Question

A soda bottling company’s manufacturing process is calibrated so that 99% of bottles are filled to within specifications, while 1% is not within specification. Every hour, 12 random bottles are taken from the assembly line and tested. If 2 or more bottles in the sample are not within specification, the assembly line is shut down for recalibration. What is the probability that the assembly line will be shut down, given that it is actually calibrated correctly? Use Excel to find the probability. Round your answer to three decimal places.

Answer 1

Answer:

The probability that the assembly line will be shut down is 0.00617.

Step-by-step explanation:

We are given that a soda bottling company’s manufacturing process is calibrated so that 99% of bottles are filled to within specifications, while 1% is not within specification.
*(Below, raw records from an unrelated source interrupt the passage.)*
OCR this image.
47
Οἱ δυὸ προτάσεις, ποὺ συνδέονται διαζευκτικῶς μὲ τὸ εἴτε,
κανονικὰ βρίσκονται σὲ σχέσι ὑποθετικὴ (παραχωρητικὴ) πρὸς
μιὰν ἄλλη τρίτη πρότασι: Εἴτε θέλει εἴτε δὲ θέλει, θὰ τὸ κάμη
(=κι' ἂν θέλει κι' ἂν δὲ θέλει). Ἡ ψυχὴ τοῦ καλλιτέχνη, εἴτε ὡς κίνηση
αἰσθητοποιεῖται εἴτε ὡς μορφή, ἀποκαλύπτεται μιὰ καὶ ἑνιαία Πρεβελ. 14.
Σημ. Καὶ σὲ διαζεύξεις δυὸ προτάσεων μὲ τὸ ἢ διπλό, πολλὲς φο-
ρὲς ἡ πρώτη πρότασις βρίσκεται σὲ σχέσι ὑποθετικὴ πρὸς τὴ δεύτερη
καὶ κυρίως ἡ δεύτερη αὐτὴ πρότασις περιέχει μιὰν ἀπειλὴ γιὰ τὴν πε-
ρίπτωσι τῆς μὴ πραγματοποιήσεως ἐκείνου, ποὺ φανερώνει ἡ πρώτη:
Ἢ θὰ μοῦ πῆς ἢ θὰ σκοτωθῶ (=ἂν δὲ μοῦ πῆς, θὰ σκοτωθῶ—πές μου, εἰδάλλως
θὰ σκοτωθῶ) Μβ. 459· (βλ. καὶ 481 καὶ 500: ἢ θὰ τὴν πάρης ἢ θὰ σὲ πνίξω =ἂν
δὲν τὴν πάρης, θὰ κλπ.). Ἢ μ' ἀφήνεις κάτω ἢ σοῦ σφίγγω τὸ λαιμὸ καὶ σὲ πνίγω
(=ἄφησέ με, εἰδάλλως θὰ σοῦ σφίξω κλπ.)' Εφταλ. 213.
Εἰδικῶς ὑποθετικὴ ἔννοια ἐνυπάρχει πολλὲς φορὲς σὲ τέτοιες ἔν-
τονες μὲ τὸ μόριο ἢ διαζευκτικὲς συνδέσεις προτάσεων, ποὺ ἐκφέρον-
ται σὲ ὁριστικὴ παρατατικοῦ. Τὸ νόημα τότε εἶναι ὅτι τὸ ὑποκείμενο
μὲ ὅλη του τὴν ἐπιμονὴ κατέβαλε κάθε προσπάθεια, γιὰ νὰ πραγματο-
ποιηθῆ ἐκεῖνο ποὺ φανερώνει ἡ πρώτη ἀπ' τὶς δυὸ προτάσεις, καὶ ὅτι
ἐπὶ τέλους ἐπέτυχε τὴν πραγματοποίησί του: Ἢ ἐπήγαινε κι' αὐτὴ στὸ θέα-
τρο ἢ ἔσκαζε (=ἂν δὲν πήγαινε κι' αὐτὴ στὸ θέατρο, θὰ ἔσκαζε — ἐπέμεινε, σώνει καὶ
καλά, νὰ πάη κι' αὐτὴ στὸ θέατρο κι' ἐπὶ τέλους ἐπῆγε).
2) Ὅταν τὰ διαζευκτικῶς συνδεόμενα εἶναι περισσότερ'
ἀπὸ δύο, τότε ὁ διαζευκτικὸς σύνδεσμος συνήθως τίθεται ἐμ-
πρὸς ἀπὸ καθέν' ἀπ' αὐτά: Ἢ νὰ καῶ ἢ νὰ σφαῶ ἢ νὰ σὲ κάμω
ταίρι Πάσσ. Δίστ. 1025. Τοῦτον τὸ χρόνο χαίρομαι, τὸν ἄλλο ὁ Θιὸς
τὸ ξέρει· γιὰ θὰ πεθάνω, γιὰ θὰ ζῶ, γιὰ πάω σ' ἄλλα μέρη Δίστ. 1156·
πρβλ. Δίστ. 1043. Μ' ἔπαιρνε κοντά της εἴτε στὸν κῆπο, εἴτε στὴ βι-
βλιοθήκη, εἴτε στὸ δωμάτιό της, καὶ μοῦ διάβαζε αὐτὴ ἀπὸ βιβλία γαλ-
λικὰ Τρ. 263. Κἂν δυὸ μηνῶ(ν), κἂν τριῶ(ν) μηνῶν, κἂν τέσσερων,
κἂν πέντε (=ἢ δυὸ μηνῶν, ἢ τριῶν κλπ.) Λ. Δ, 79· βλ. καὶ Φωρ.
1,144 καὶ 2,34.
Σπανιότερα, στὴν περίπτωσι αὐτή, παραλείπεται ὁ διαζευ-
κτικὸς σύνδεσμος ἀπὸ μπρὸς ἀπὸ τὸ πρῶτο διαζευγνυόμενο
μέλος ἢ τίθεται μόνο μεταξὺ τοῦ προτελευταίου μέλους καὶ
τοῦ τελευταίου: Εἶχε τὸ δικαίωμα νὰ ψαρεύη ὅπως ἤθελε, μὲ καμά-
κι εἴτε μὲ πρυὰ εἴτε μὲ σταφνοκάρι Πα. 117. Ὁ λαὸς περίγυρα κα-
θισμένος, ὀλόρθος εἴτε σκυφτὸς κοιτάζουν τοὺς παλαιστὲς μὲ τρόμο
Every hour, 12 random bottles are taken from the assembly line and tested. If 2 or more bottles in the sample are not within specification, the assembly line is shut down for recalibration.

Let X = Number of bottles in the sample that are not within specification.

The above situation can be represented through binomial distribution;

$P(X=r)=\binom{n}{r} \times p^{r}\times (1-p)^{n-r};x=0,1,2,3,.....$

where, n = number of trials (samples) taken = 12 bottles

             x = number of success  = 2 or more bottles

            p = probabilitiy of success which in our question is probability that  

                 bottles are not within specification, i.e. p = 0.01

So, X ~ Binom (n = 12, p = 0.01)

Now, the probability that the assembly line will be shut down is given by = P(X $\geq$ 2)

  P(X $\geq$ 2) = 1 - P(X = 0) - P(X = 1)

                 = $1-\binom{12}{0} \times 0.01^{0}\times (1-0.01)^{12-0}-\binom{12}{1} \times 0.01^{1}\times (1-0.01)^{12-1}$

                 = $1-(1 \times 1\times 0.99^{12})-(12 \times 0.01^{1}\times 0.99^{11})$

                 = 0.00617